Please see my reasoning in the comments of @CambridgeGrad 's answer. Can you extend that reasoning to find the no. of ways in which a number can be expressed as a product of $n$ factors?
Best Answer
Let the unique prime factorisation of $N=p_1^{a_1}p_2^{a_2}\dotsm p_k^{a_k}$. The divisors of $N$ are precisely the numbers of the form, $$ d=p_1^{b_1}p_2^{b_2}\dotsm p_k^{b_k} $$ where $0\le b_i\le a_i$ for $1\le i\le k$. This gives $a_i+1$ choices for the exponent of $p_i$, and so $$c=(a_1+1)(a_2+1)\dotsm(a_k+1)$$ choices in total for divisors $d$. Your question resolves into how many ways you can form two factors out of $N$ such that their product is $N$. This is clearly of the form $N=d\cdot\frac{N}{d}$.
One thing to note is that $d=\frac{N}{d}$ if and only if $N=d^2$. Now if $N$ is not a perfect square the choices for $d$ run through $c$ choices, and also the number of choices for $\frac{N}{d}$ is also $c$; you can think of $N=d\cdot\frac{N}{d}$, and also $N=\frac{N}{d}\cdot d$ both occurring as we run through the $c$ choices for $d$ and $\frac{N}{d}$, so the number of distinct factorisations without regard to order is thus $\frac12 c$.

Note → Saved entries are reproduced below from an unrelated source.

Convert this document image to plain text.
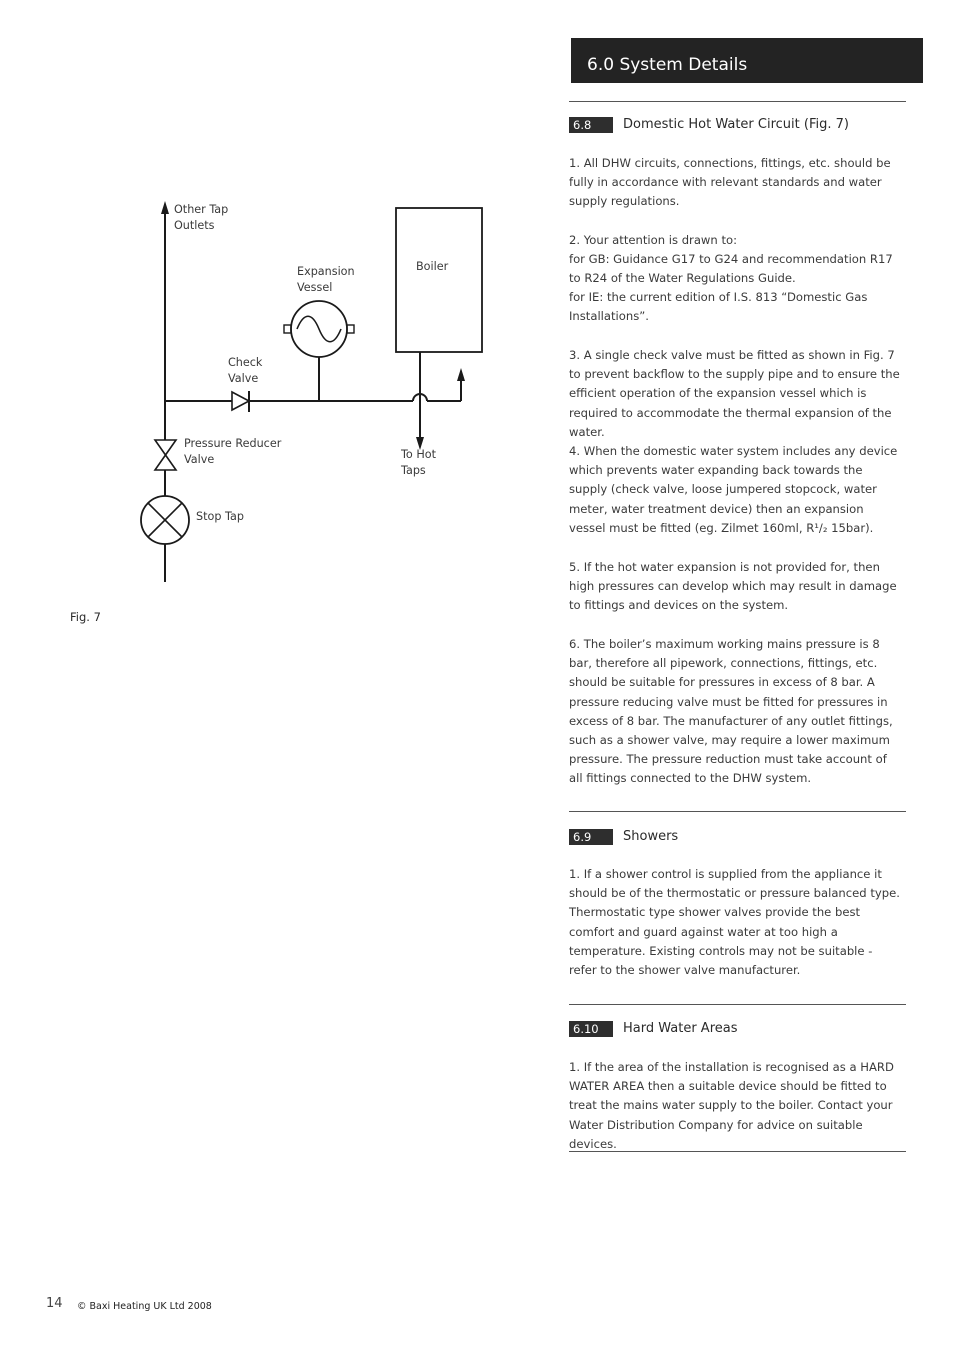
6.0 System Details
Other Tap
Outlets
Expansion
Vessel
Boiler
Check
Valve
Pressure Reducer
Valve	To Hot
Taps
Stop Tap
Fig. 7
6.8	Domestic Hot Water Circuit (Fig. 7)
1. All DHW circuits, connections, fittings, etc. should be fully in accordance with relevant standards and water supply regulations.
2. Your attention is drawn to:
for GB: Guidance G17 to G24 and recommendation R17 to R24 of the Water Regulations Guide.
for IE: the current edition of I.S. 813 “Domestic Gas Installations”.
3. A single check valve must be fitted as shown in Fig. 7 to prevent backflow to the supply pipe and to ensure the efficient operation of the expansion vessel which is required to accommodate the thermal expansion of the water.
4. When the domestic water system includes any device which prevents water expanding back towards the supply (check valve, loose jumpered stopcock, water meter, water treatment device) then an expansion vessel must be fitted (eg. Zilmet 160ml, R¹/₂ 15bar).
5. If the hot water expansion is not provided for, then high pressures can develop which may result in damage to fittings and devices on the system.
6. The boiler’s maximum working mains pressure is 8 bar, therefore all pipework, connections, fittings, etc. should be suitable for pressures in excess of 8 bar. A pressure reducing valve must be fitted for pressures in excess of 8 bar. The manufacturer of any outlet fittings, such as a shower valve, may require a lower maximum pressure. The pressure reduction must take account of all fittings connected to the DHW system.
6.9	Showers
1. If a shower control is supplied from the appliance it should be of the thermostatic or pressure balanced type. Thermostatic type shower valves provide the best comfort and guard against water at too high a temperature. Existing controls may not be suitable - refer to the shower valve manufacturer.
6.10	Hard Water Areas
1. If the area of the installation is recognised as a HARD WATER AREA then a suitable device should be fitted to treat the mains water supply to the boiler. Contact your Water Distribution Company for advice on suitable devices.
14 © Baxi Heating UK Ltd 2008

Now if $N$ is a perfect square, say $N=m^2$, we have that $m=\sqrt{N}$ is one divisor from our $c$ amount of choices, but gives rise to an extra product from the non-square case, this leads to two cases giving the same product, i.e., one where $\left(d,\frac{N}{d}\right)=(m,m)$ and one where $\left(\frac{N}{d},d\right)=(m,m)$, so this same product $m\cdot m$ gets counted twice and we thus have to half. Now we have a $c-1$ amount of the divisors distinct from $m$, and as before this leads to $\frac12 (c-1)$ amount of choices of these $c-1$ divisors as products. Now adding for the $m\cdot m$ product we have $\frac12 ((c-1)+2)=\frac12 (c+1)$ number if $N$ is a perfect square.